Arsenic contamination of drinking water poses serious health risks to millions of people worldwide. Current technologies used to clean arsenic-contaminated water have significant drawbacks, such as high cost and generation of large volumes of toxic waste. In this study, we investigated the potential of using recently identified arsenic-hyperaccumulating ferns to remove arsenic from drinking water. Hydroponically cultivated, two arsenic-hyperaccumulating fern species (Pteris vittata and Pteris cretica cv. Mayii) and a nonaccumulating fern species (Nephrolepis exaltata) were suspended in water containing 73As-labeled arsenic with initial arsenic concentrations ranging from 20 to 500 microg L(-1). The efficiency of arsenic phytofiltration by these fern species was determined by continuously monitoring the depletion of 73As-labeled arsenic concentration in the water. With an initial water arsenic concentration of 200 microg L(-1), P. vittata reduced the arsenic concentration by 98.6% to 2.8 microg L(-1) in 24 h. When the initial water arsenic was 20 microg L(-1), P. vittata reduced the arsenic concentration to 7.2 microg L(-1) in 6 h and to 0.4 microg L(-1) in 24 h. At similar plant ages, both P. vittata and P. cretica had similar arsenic phytofiltration efficiency and were able to rapidly remove arsenic from water to achieve arsenic levels below the new drinking water limit of 10 microg L(-1). However, N. exaltata failed to reduce water arsenic to achieve the limit under the same experimental conditions. The significantly higher efficiency of arsenic phytofiltration by arsenic-hyperaccumulating fern species is associated with their ability to rapidly translocate absorbed arsenic from roots to shoots. The nonaccumulating fern N. exaltata was unable to translocate the absorbed arsenic to the shoots. Our results demonstrate that the arsenic-phytofiltration technique may provide the basis for a solar-powered hydroponic technique that enables small-scale cleanup of arsenic-contaminated drinking water.

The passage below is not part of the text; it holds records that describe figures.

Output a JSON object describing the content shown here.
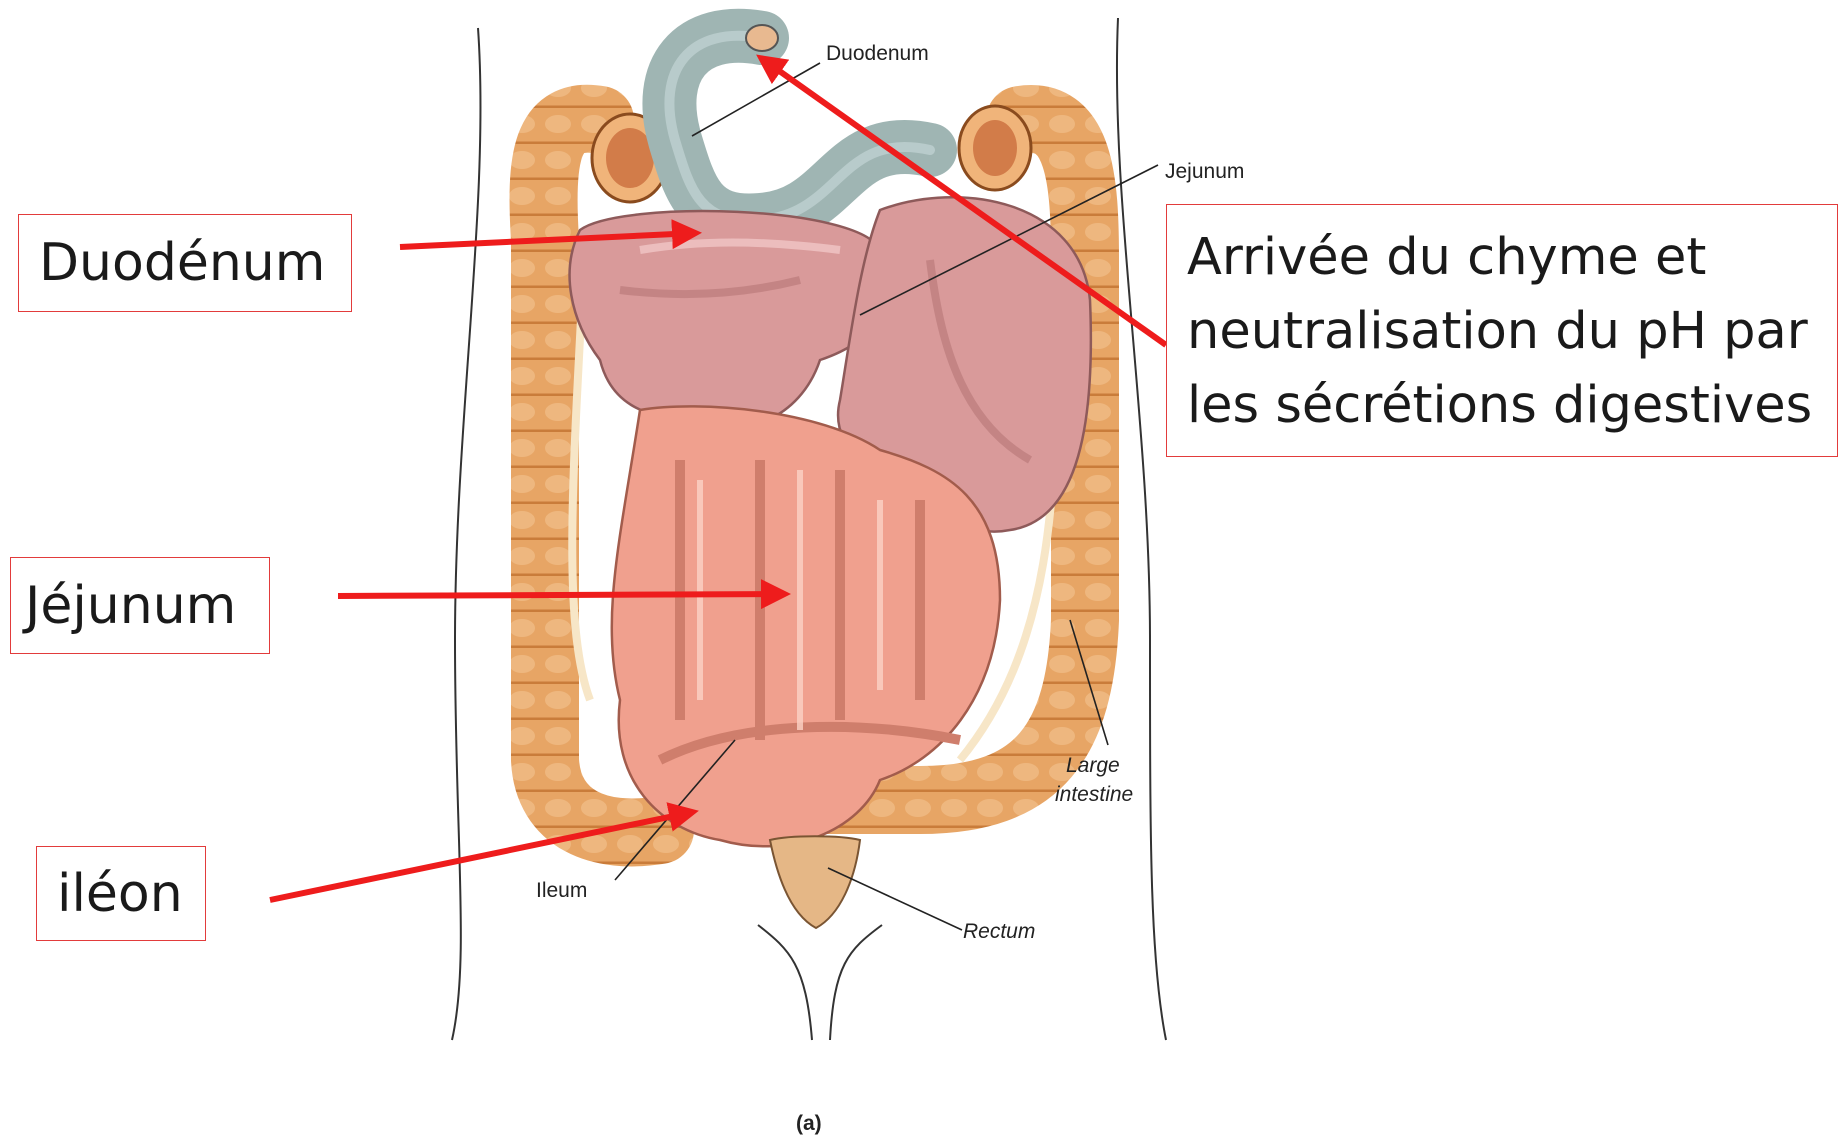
{
  "figure": {
    "labels": {
      "duodenum": "Duodenum",
      "jejunum": "Jejunum",
      "large_intestine_line1": "Large",
      "large_intestine_line2": "intestine",
      "ileum": "Ileum",
      "rectum": "Rectum",
      "panel": "(a)"
    }
  },
  "callouts": {
    "duodenum": "Duodénum",
    "jejunum": "Jéjunum",
    "ileon": "iléon",
    "note": "Arrivée du chyme et neutralisation du pH par les sécrétions digestives"
  },
  "colors": {
    "annotation_red": "#ee1c1c",
    "box_border": "#e23b3b",
    "duodenum_fill": "#9fb5b3",
    "jejunum_fill": "#d99a9a",
    "ileum_fill": "#f0a08e",
    "large_intestine_fill": "#e7a565",
    "rectum_fill": "#e5b786"
  }
}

饮用水中的砷污染对全球数百万人的健康构成严重风险。目前用于净化受砷污染水的技术存在重大缺陷,如成本高和产生大量有毒废物。在本研究中,我们调查了利用最近发现的砷超积累蕨类植物从饮用水中去除砷的潜力。将水培种植的两种砷超积累蕨类植物(蜈蚣草和克里特岛凤尾蕨品种Mayii)以及一种非积累蕨类植物(高肾蕨)悬浮在含有73As标记砷的水中,初始砷浓度范围为20至500微克/升。通过连续监测水中73As标记砷浓度的消耗来确定这些蕨类植物对砷的植物过滤效率。初始水砷浓度为200微克/升时,蜈蚣草在24小时内将砷浓度降低了98.6%,降至2.8微克/升。当初始水砷为20微克/升时,蜈蚣草在6小时内将砷浓度降至7.2微克/升,在24小时内降至0.4微克/升。在相似的植物年龄下,蜈蚣草和克里特岛凤尾蕨具有相似的砷植物过滤效率,并且能够迅速从水中去除砷,使砷含量降至新的饮用水限值10微克/升以下。然而,在相同实验条件下,高肾蕨未能将水中的砷降低到限值以下。砷超积累蕨类植物显著更高的砷植物过滤效率与其将吸收的砷从根部快速转运到地上部分的能力有关。非积累蕨类植物高肾蕨无法将吸收的砷转运到地上部分。我们的结果表明,砷植物过滤技术可能为太阳能水培技术提供基础,该技术能够小规模净化受砷污染的饮用水。